Air America lands in Baton Rouge

By popular demand, radio behemoth Clear Channel has devoted one of the stations in its Baton Rouge group to Progressive talk radio.

On Tuesday, July 12, Air America Radio went live in Louisiana's capitol city on WYNK, 1380-AM.

This was the result of a petition drive undertaken by six Baton Rouge residents.

The Baton Rouge Advocate reports:

Vicki Lancaster, a Baton Rouge statistician, said her group of private citizens months ago started a petition campaign to bring Louisiana left-leaning radio programs like those Air America offers.

"These are public airwaves," Lancaster said. "We have a Democratic governor, Democratic senator. Why don't we have … liberal talk radio?"

About 1,500 signatures later, listeners will be able to hear the likes of left-wing comedian Franken and Bob [sic] Shultz, host of "Straight Talk from the Heartland," on WYNK 1630 [sic] AM on weekdays until sundown. On the weekends, the station will cover all the Air America programs, Lancaster said.
According to the Louisiana Democratic Party, this is the first progressive talk-radio outlet anywhere in the Deep South. A press release from the LDP reports that if the WYNK switch is successful, Clear Channel will consider making a similar move in other Louisiana markets, including New Orleans.

WYNK-AM was the poorly-performing sister of country music station WYNK-FM. Herein lies a lesson on strategy for advocates of progressive talk.

For all the heat it gets for its conservative leanings, Clear Channel is driven more by money than it is by the politics of its top management. The company wants to make a profit. It only does that by programming content on its broadcast properties that people want to listen to. Nobody is going to tune in to an AM station to listen to country music when it is available on FM. AM radio stopped being a viable music outlet 25 years ago, but many broadcasters keep it on just because there isn't anything else to put there.

Scan the AM radio dial in the town where you live.

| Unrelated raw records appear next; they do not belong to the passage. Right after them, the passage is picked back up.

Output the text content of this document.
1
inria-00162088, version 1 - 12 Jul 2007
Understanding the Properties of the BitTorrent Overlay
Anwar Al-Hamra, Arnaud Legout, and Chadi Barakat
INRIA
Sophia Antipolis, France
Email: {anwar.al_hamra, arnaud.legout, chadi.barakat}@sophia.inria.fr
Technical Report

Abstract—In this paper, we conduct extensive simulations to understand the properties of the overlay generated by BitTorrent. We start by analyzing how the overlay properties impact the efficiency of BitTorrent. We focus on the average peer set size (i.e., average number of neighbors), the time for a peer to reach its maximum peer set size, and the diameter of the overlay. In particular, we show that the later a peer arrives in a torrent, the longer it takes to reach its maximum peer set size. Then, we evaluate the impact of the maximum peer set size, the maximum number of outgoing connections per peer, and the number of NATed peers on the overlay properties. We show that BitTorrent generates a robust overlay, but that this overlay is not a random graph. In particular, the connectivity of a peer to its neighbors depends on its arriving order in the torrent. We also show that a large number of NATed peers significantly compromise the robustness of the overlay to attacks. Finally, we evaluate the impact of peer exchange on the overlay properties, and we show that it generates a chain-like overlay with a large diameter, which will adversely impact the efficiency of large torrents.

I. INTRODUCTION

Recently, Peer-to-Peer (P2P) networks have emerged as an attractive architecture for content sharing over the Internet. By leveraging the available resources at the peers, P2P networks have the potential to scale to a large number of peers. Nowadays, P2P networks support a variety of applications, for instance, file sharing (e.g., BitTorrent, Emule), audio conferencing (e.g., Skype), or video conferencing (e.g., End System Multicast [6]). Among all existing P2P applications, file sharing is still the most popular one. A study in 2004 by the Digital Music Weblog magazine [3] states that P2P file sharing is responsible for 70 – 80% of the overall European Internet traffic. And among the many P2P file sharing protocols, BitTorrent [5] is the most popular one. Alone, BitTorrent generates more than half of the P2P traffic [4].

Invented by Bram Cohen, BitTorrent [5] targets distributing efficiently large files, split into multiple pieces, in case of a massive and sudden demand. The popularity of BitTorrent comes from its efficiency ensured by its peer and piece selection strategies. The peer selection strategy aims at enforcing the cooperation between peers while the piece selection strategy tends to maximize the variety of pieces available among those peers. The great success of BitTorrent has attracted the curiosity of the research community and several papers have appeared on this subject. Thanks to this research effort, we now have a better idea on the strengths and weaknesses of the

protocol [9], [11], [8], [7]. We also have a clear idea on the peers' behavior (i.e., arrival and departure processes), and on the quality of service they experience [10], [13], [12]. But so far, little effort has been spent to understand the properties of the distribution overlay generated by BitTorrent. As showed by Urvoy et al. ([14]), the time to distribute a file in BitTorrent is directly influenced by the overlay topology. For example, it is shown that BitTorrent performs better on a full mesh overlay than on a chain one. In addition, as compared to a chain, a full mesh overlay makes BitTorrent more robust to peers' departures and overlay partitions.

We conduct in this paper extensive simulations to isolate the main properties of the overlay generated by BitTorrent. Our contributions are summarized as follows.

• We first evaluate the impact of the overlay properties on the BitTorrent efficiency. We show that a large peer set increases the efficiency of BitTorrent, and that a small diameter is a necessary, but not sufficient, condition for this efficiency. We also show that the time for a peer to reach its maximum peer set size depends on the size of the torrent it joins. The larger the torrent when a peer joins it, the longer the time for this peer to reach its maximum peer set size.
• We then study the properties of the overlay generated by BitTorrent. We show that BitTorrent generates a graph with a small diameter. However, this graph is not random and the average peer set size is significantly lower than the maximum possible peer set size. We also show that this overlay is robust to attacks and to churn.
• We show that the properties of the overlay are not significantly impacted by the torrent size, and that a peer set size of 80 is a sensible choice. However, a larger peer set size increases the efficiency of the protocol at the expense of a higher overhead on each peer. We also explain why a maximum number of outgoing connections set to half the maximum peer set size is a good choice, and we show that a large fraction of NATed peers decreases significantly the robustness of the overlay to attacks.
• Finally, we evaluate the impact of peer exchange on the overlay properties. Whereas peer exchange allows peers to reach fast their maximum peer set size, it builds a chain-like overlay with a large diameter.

Find out which, if any, properties are owned by Clear Channel (or, frankly, any other media group). If there are any music stations on the AM dial, contact the management of the station and simply ask them if they would be willing to consider airing the programs of Air America Radio. It could be an easy sell, especially if the AM music station in question has a sister on the FM dial. They are probably simulcasting the content only to keep the AM station from having dead air. Original talk content is better than that by any metric you could apply.

Understand that the women who circulated the Air America petition in Baton Rouge gathered only 1,500 signatures. Baton Rouge is a top-100 radio market with a listening audience of more than 500,000 people, and a petition with 1,500 signatures was all it took for the company to change its format to Progressive talk.

4 comments:

UncommonSense said...

I am assuming that you are Vicki Lancaster, the leader of the B.R. Air America petition drive.

Thanks for the great feedback. I think that your initiative can serve as a template for the expansion of Progressive talk in markets across the country.

Great job.

Clarice Klepadlo said...

I totally recommend. ty for the info onhow to exacty get going on this project-we have great need of a station here in Central NY

Anonymous said...

A friend found your blog and sent the article to me. Fantastic. We just lost our only progressive program here in NW PA, so I'm looking into this. Thanks for the details.

Anonymous said...

A friend found your blog and sent the article to me. Fantastic. We just lost our only progressive program here in NW PA, so I'm looking into this. Thanks for the details.